I enquired about the kitchens here and was told that the monks did not cook. Every day, a few of them would walk down to the neighbouring settlements on the hillslopes and beg for food. Again, I was struck by the thought of this daily trip, made even in extreme temperatures, up and down the hillside. Clearly, it was a life of extreme asceticism; denial, humility and discipline being the guiding tenets on the road to enlightenment.

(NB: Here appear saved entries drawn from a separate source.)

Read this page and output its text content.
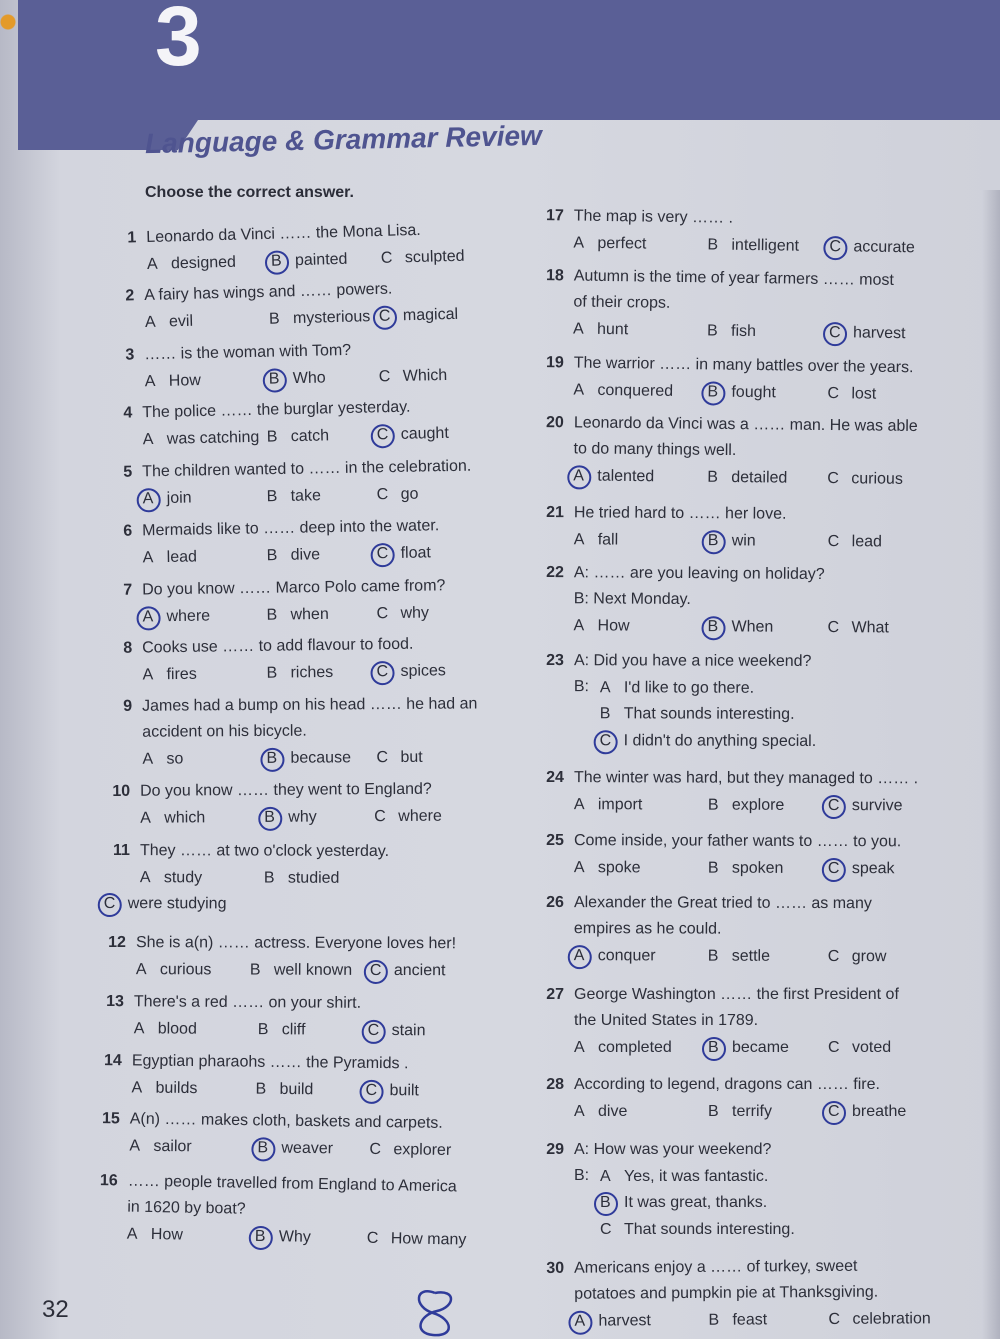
3
Language & Grammar Review
Choose the correct answer.
1 Leonardo da Vinci …… the Mona Lisa.
A designed B painted C sculpted
2 A fairy has wings and …… powers.
A evil	B mysterious C magical
3 …… is the woman with Tom?
A How	B Who	C Which
4 The police …… the burglar yesterday.
A was catching B catch	C caught
5 The children wanted to …… in the celebration.
A join	B take	C go
6 Mermaids like to …… deep into the water.
A lead	B dive	C float
7 Do you know …… Marco Polo came from?
A where	B when	C why
8 Cooks use …… to add flavour to food.
A fires	B riches	C spices
9 James had a bump on his head …… he had an
accident on his bicycle.
A so	B because C but
10 Do you know …… they went to England?
A which	B why	C where
11 They …… at two o'clock yesterday.
A study	B studied
C were studying
12 She is a(n) …… actress. Everyone loves her!
A curious B well known C ancient
13 There's a red …… on your shirt.
A blood	B cliff	C stain
14 Egyptian pharaohs …… the Pyramids .
A builds	B build	C built
15 A(n) …… makes cloth, baskets and carpets.
A sailor	B weaver C explorer
16 …… people travelled from England to America
in 1620 by boat?
A How	B Why	C How many
17 The map is very …… .
A perfect	B intelligent C accurate
18 Autumn is the time of year farmers …… most
of their crops.
A hunt	B fish	C harvest
19 The warrior …… in many battles over the years.
A conquered B fought	C lost
20 Leonardo da Vinci was a …… man. He was able
to do many things well.
A talented	B detailed C curious
21 He tried hard to …… her love.
A fall	B win	C lead
22 A: …… are you leaving on holiday?
B: Next Monday.
A How	B When	C What
23 A: Did you have a nice weekend?
B: A I'd like to go there.
B That sounds interesting.
C I didn't do anything special.
24 The winter was hard, but they managed to …… .
A import	B explore	C survive
25 Come inside, your father wants to …… to you.
A spoke	B spoken	C speak
26 Alexander the Great tried to …… as many
empires as he could.
A conquer	B settle	C grow
27 George Washington …… the first President of
the United States in 1789.
A completed B became C voted
28 According to legend, dragons can …… fire.
A dive	B terrify	C breathe
29 A: How was your weekend?
B: A Yes, it was fantastic.
B It was great, thanks.
C That sounds interesting.
30 Americans enjoy a …… of turkey, sweet
potatoes and pumpkin pie at Thanksgiving.
A harvest	B feast	C celebration
32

Descending from the sublime heights of Takht Bahi we sat down in the orange orchards around the site. We chose to have our lunch here; hearty rustic fare of wonderfully soft naan and the most succulent chapli kebabs for which Mardan is renowned. We rounded off the meal with incredibly sweet and juicy blood oranges, all washed down with the customary green tea.
Sated in mind and body, all that was left was to reflect on our glorious heritage on the drive home. Paksitan was truly the hinterland of pluralism, a cross roads of cultures and religions, a meeting point of traders and travellers, of mystics and mendicants. It is sad to see how much of that we have lost. But it’s never too late to embrace our past and live up to this incredible heritage.